All processing happens entirely in your browser. No data is transmitted to any server, making it safe to use with internal API URLs and production domains.
How to Use
- Choose an Origin Mode — wildcard (
*), specific origins, or a regex pattern — from the dropdown. - If you selected specific origins, type each allowed origin (e.g.
https://app.example.com) and press Enter or click + to add it to the list. - Toggle the HTTP methods your API supports by clicking the method buttons (GET, POST, PUT, etc.).
- Select the allowed request headers from the common-headers grid and add any custom headers in the text input below.
- Optionally enter exposed headers so the browser can read non-standard response headers, set a Max-Age for preflight caching, and toggle Credentials if your API uses cookies or auth headers.
- Choose an output format — Raw Headers, Nginx, Apache, Express.js, or Next.js — and review the generated config.
- Click Copy or press Ctrl+Shift+C to copy the output to your clipboard. Use Show Preflight Simulation to verify the OPTIONS request/response pair.
Popular CORS Header Examples
FAQ
What is CORS and why do I need it?
CORS (Cross-Origin Resource Sharing) is a browser security mechanism that blocks web pages from making requests to a different domain unless the server explicitly allows it via Access-Control-* response headers. Without the correct headers, fetch and XMLHttpRequest calls from a different origin will fail with a CORS error in the browser console.
Can I use a wildcard (*) origin with credentials?
No. The CORS specification states that when Access-Control-Allow-Credentials is true, the Access-Control-Allow-Origin header must echo the exact requesting origin — not a wildcard. Browsers will silently reject the response if you combine * with credentials. The tool warns you about this configuration.
What is a preflight request?
A preflight request is an automatic OPTIONS request the browser sends before the actual request when the request uses a non-simple method (e.g., PUT, DELETE), sends custom headers, or uses a Content-Type other than application/x-www-form-urlencoded, multipart/form-data, or text/plain. The server must respond with the correct Access-Control-Allow-* headers for the actual request to proceed.
How does Access-Control-Max-Age work?
Access-Control-Max-Age tells the browser how many seconds it can cache the preflight response. During this window, the browser skips the OPTIONS request for identical cross-origin requests, reducing latency.
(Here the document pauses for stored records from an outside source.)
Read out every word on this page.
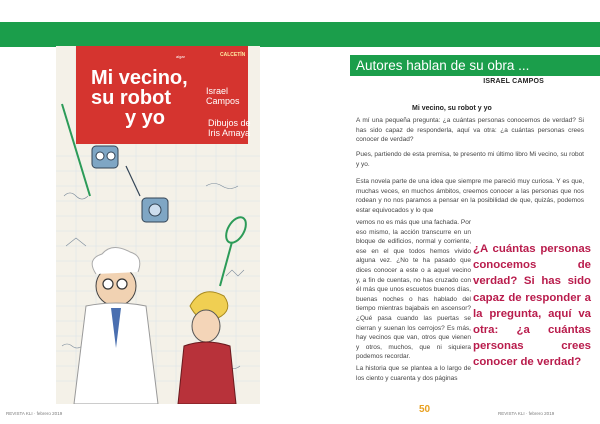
algar	CALCETÍN
Mi vecino,
su robot
y yo
Israel
Campos
Dibujos de
Iris Amaya
Autores hablan de su obra ...
ISRAEL CAMPOS
Mi vecino, su robot y yo

A mí una pequeña pregunta: ¿a cuántas personas conocemos de verdad? Si has sido capaz de responderla, aquí va otra: ¿a cuántas personas crees conocer de verdad?

Pues, partiendo de esta premisa, te presento mi último libro Mi vecino, su robot y yo.

Esta novela parte de una idea que siempre me pareció muy curiosa. Y es que, muchas veces, en muchos ámbitos, creemos conocer a las personas que nos rodean y no nos paramos a pensar en la posibilidad de que, quizás, podemos estar equivocados y lo que

vemos no es más que una fachada. Por eso mismo, la acción transcurre en un bloque de edificios, normal y corriente, ese en el que todos hemos vivido alguna vez. ¿No te ha pasado que dices conocer a este o a aquel vecino y, a fin de cuentas, no has cruzado con él más que unos escuetos buenos días, buenas noches o has hablado del tiempo mientras bajabais en ascensor? ¿Qué pasa cuando las puertas se cierran y suenan los cerrojos? Es más, hay vecinos que van, otros que vienen y otros, muchos, que ni siquiera podemos recordar.

La historia que se plantea a lo largo de los ciento y cuarenta y dos páginas

¿A cuántas personas conocemos de verdad? Si has sido capaz de responder a la pregunta, aquí va otra: ¿a cuántas personas crees conocer de verdad?

REVISTA KLI · febrero 2019	50	REVISTA KLI · febrero 2019
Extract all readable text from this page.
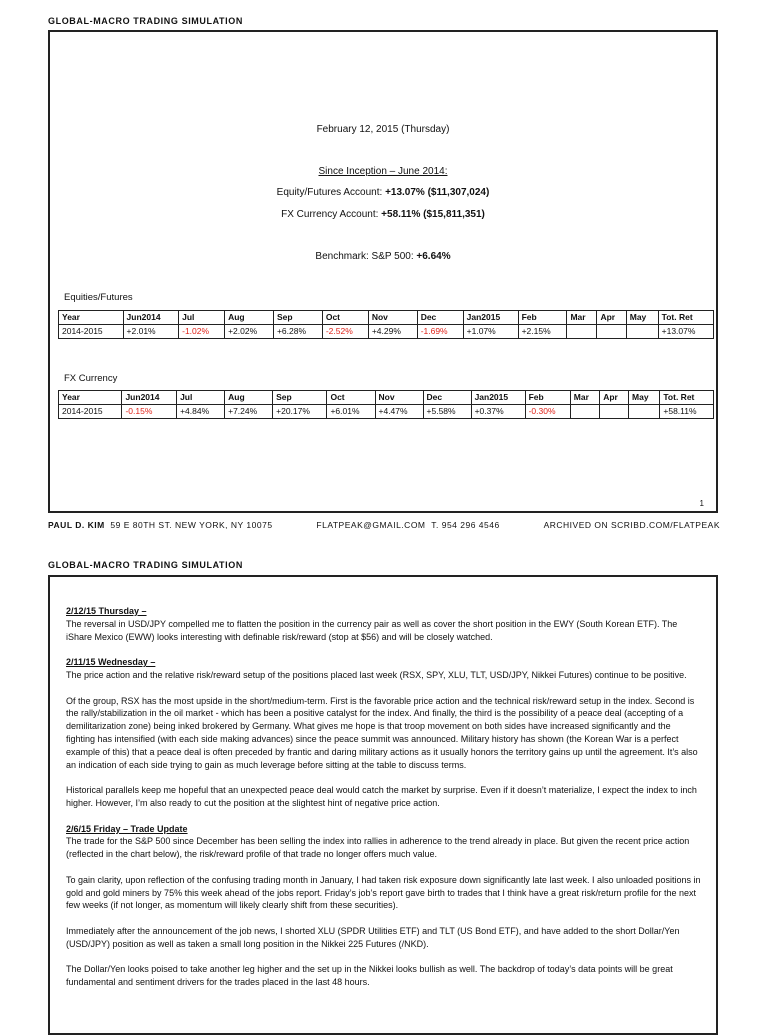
GLOBAL-MACRO TRADING SIMULATION
February 12, 2015 (Thursday)
Since Inception – June 2014:
Equity/Futures Account: +13.07% ($11,307,024)
FX Currency Account: +58.11% ($15,811,351)
Benchmark: S&P 500: +6.64%
Equities/Futures
Year	Jun2014	Jul	Aug	Sep	Oct	Nov	Dec	Jan2015	Feb	Mar	Apr	May	Tot. Ret
2014-2015	+2.01%	-1.02%	+2.02%	+6.28%	-2.52%	+4.29%	-1.69%	+1.07%	+2.15%				+13.07%
FX Currency
Year	Jun2014	Jul	Aug	Sep	Oct	Nov	Dec	Jan2015	Feb	Mar	Apr	May	Tot. Ret
2014-2015	-0.15%	+4.84%	+7.24%	+20.17%	+6.01%	+4.47%	+5.58%	+0.37%	-0.30%				+58.11%
1
PAUL D. KIM 59 E 80TH ST. NEW YORK, NY 10075	FLATPEAK@GMAIL.COM T. 954 296 4546	ARCHIVED ON SCRIBD.COM/FLATPEAK
GLOBAL-MACRO TRADING SIMULATION
2/12/15 Thursday –
The reversal in USD/JPY compelled me to flatten the position in the currency pair as well as cover the short position in the EWY (South Korean ETF). The iShare Mexico (EWW) looks interesting with definable risk/reward (stop at $56) and will be closely watched.
2/11/15 Wednesday –
The price action and the relative risk/reward setup of the positions placed last week (RSX, SPY, XLU, TLT, USD/JPY, Nikkei Futures) continue to be positive.
Of the group, RSX has the most upside in the short/medium-term. First is the favorable price action and the technical risk/reward setup in the index. Second is the rally/stabilization in the oil market - which has been a positive catalyst for the index. And finally, the third is the possibility of a peace deal (accepting of a demilitarization zone) being inked brokered by Germany. What gives me hope is that troop movement on both sides have increased significantly and the fighting has intensified (with each side making advances) since the peace summit was announced. Military history has shown (the Korean War is a perfect example of this) that a peace deal is often preceded by frantic and daring military actions as it usually honors the territory gains up until the agreement. It’s also an indication of each side trying to gain as much leverage before sitting at the table to discuss terms.
Historical parallels keep me hopeful that an unexpected peace deal would catch the market by surprise. Even if it doesn’t materialize, I expect the index to inch higher. However, I’m also ready to cut the position at the slightest hint of negative price action.
2/6/15 Friday – Trade Update
The trade for the S&P 500 since December has been selling the index into rallies in adherence to the trend already in place. But given the recent price action (reflected in the chart below), the risk/reward profile of that trade no longer offers much value.
To gain clarity, upon reflection of the confusing trading month in January, I had taken risk exposure down significantly late last week. I also unloaded positions in gold and gold miners by 75% this week ahead of the jobs report. Friday’s job’s report gave birth to trades that I think have a great risk/return profile for the next few weeks (if not longer, as momentum will likely clearly shift from these securities).
Immediately after the announcement of the job news, I shorted XLU (SPDR Utilities ETF) and TLT (US Bond ETF), and have added to the short Dollar/Yen (USD/JPY) position as well as taken a small long position in the Nikkei 225 Futures (/NKD).
The Dollar/Yen looks poised to take another leg higher and the set up in the Nikkei looks bullish as well. The backdrop of today’s data points will be great fundamental and sentiment drivers for the trades placed in the last 48 hours.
A value of 86400 (24 hours) is common for stable APIs.
What is the Vary: Origin header for?
When Access-Control-Allow-Origin reflects a specific origin rather than *, intermediate caches could serve a response meant for one origin to a different origin. Adding Vary: Origin tells caches to key on the Origin request header, preventing this mismatch.
Is my data safe?
Yes. All header generation runs entirely in your browser using JavaScript. No data — including your origin URLs or API paths — is sent to any server. You can verify this by checking the Network tab in your browser's developer tools while using the tool.
Which output format should I use?
Choose the format that matches your server or framework. Use Raw Headers for manual configuration or debugging, Nginx for nginx.conf or sites-available, Apache for .htaccess, Express.js for Node.js backends using the cors npm package, and Next.js for the headers() config in next.config.js.